Think about this hypothetical situation – if a businessman/woman were walking down the street and wanted to check something on their phone but didn’t want to use the data plan (or couldn’t because they’d already gone over) and there was a homeless man offering a hotspot just down the street. Now in their need they approach the man and ask for the password to the network. In their curiosity they engage the man homeless person in conversation about how they ended up on the street. Let’s say that because of the economy their factory had to shut down, they had family medical bills and a mortgage that wasn’t paid off. No one was hiring so they lived off their savings as long as they could, but eventually had to give up the house to foreclosure and took their last bit of money to come to the city looking for work. Since then they have been living out of their car, which was the only posession they had that was their’s free and clear. His wife went to live with their family but in shame he could not bring himself to burden her family with his needs if he could not find work. The businessman, who would normally never have engaged a homeless person on the street in conversation, realizes that this man has skills that could be used in a position he has open in his company. It pays only minimum wage, but this job offer would never have found the man under normal circumstances. His willingness to be “used”, as Mr. Stewart so coldly claims, opened the door to a potential comeback for the man and his family – one he would not have found otherwise.

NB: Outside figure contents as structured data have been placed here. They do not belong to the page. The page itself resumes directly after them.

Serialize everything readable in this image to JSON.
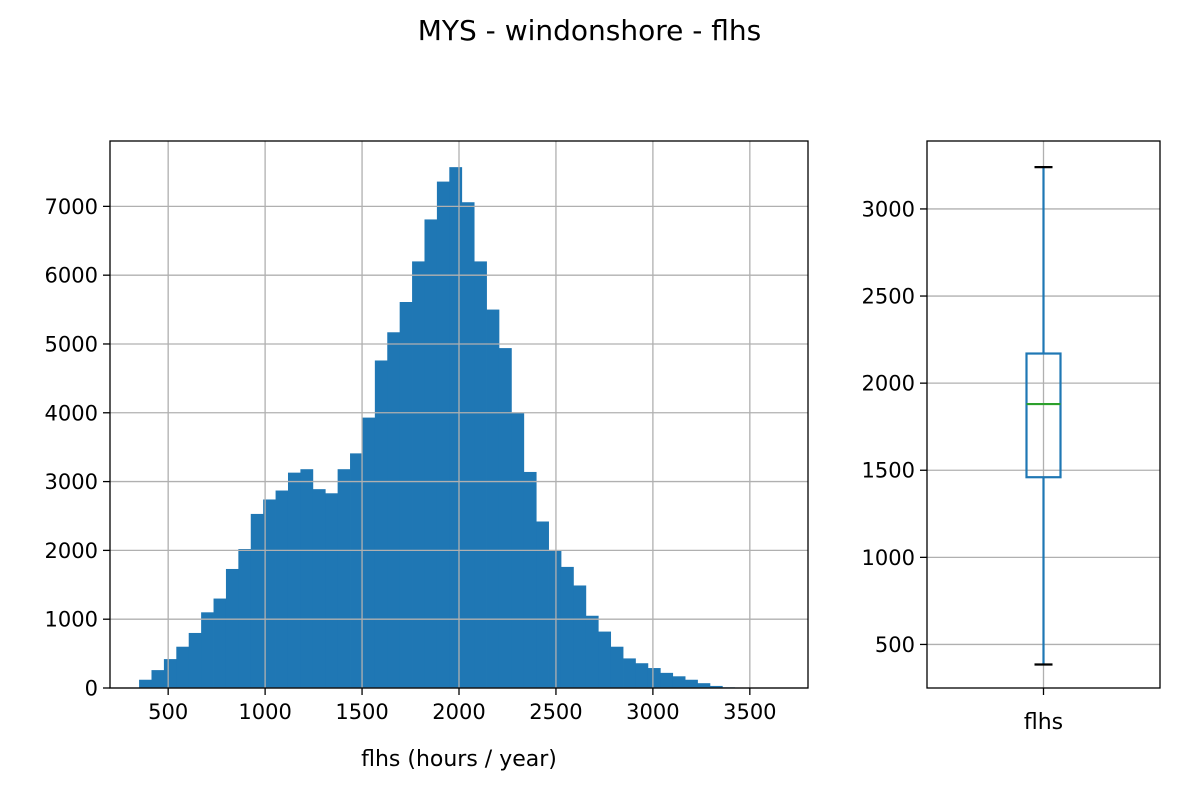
{
  "figure": {
    "title": "MYS - windonshore - flhs"
  },
  "chart_data": [
    {
      "type": "bar",
      "subtype": "histogram",
      "xlabel": "flhs (hours / year)",
      "ylabel": "",
      "xlim": [
        200,
        3800
      ],
      "ylim": [
        0,
        7950
      ],
      "xticks": [
        500,
        1000,
        1500,
        2000,
        2500,
        3000,
        3500
      ],
      "yticks": [
        0,
        1000,
        2000,
        3000,
        4000,
        5000,
        6000,
        7000
      ],
      "grid": true,
      "color": "#1f77b4",
      "bin_width": 64,
      "bin_start": 350,
      "values": [
        120,
        260,
        420,
        600,
        800,
        1100,
        1300,
        1730,
        2020,
        2530,
        2740,
        2870,
        3130,
        3180,
        2890,
        2830,
        3180,
        3410,
        3930,
        4760,
        5170,
        5610,
        6200,
        6810,
        7360,
        7570,
        7060,
        6200,
        5500,
        4940,
        4000,
        3140,
        2420,
        2000,
        1760,
        1490,
        1050,
        820,
        600,
        430,
        360,
        290,
        220,
        170,
        120,
        70,
        30,
        10
      ]
    },
    {
      "type": "box",
      "category": "flhs",
      "ylim": [
        250,
        3390
      ],
      "yticks": [
        500,
        1000,
        1500,
        2000,
        2500,
        3000
      ],
      "grid": true,
      "whisker_low": 385,
      "q1": 1460,
      "median": 1880,
      "q3": 2170,
      "whisker_high": 3240,
      "box_color": "#1f77b4",
      "median_color": "#2ca02c"
    }
  ]
}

The other part of his rant that upset me a bit was about the potential radiation exposure to these poor people. Does he not realize that EVERYONE who has a smartphone with a data plan – whether broadcasting/sharing it or not – is exposed to some level of radiation? You carry it on your hip, in your pocket, practically attached to the side of your face ALL THE TIME and you don’t think you are going to be exposed to similar levels of radiation.

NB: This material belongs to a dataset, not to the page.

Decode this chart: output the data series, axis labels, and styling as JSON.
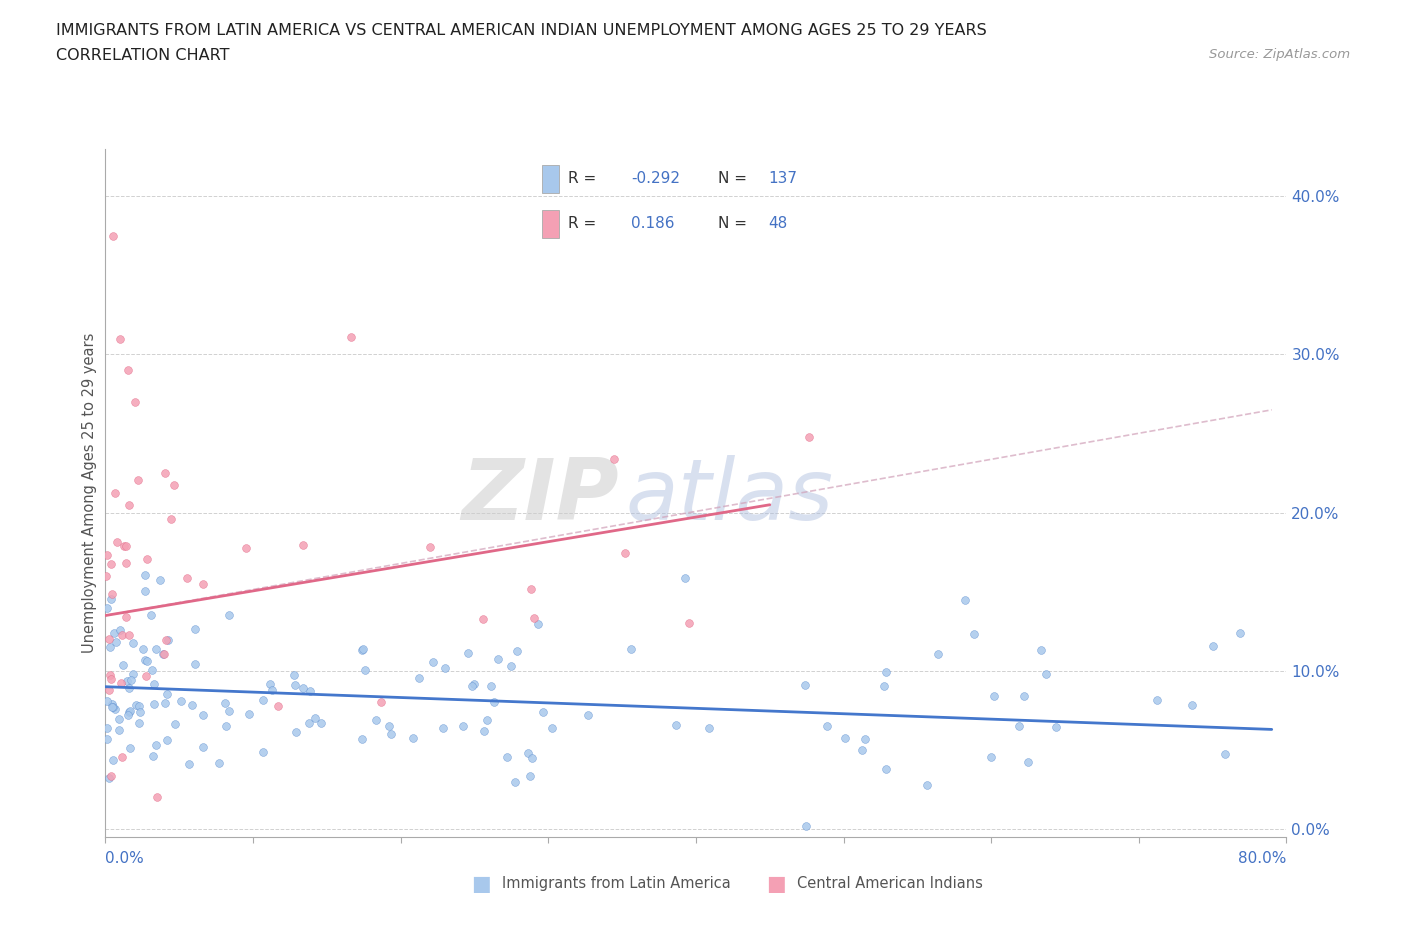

The final part of his bit that totally pissed me off was the “homeless person wifi cafe” where they portrayed using homeless persons as tables, chairs, lamps etc in an outdoor cafe setting. This is not Nazi Germany and until there is evidence to the contrary I DO NOT BELIEVE that the homeless who are acting as wireless hotspots were corralled and forced against their will to do something demeaning. The homeless who were hired don’t find it dehumanizing or demeaning, why should we? By putting our big fat noses in the situation we are taking food out of their mouths by scaring other companies who might want to use a similar approach.  It seems peoples haughty opinions have already put the kibosh on BBH’s plan to continue a similar service in New York City.  Put yourself in the homeless’ position – you’re houseless, hungry and penniless; Are you really going to turn down an opportunity to make some legitimate, non-exploitative money?!? Fine they are “exploiting” where these homeless live — they are going to be there anyway, why can’t they make some money while they are there.

Think to yourself, and be honest, what have you done recently for a homeless person. Not just donating to a random charity who doles out aid to people who are to us faceless members of an ever growing crowd. What have you personally done for a homeless person of flesh and blood that was standing right in front of you? The last thing my DH, my brother and I did was feed a homeless couple in a park in Atlanta. That was a long time ago, and even though the experience ended well it did not start that way (that’s a story for a different day). Really, all the haters out there need to get a life and allow the homeless who have willingly joined the ranks of the wandering wireless hotspots to have a chance to rebuild their lives.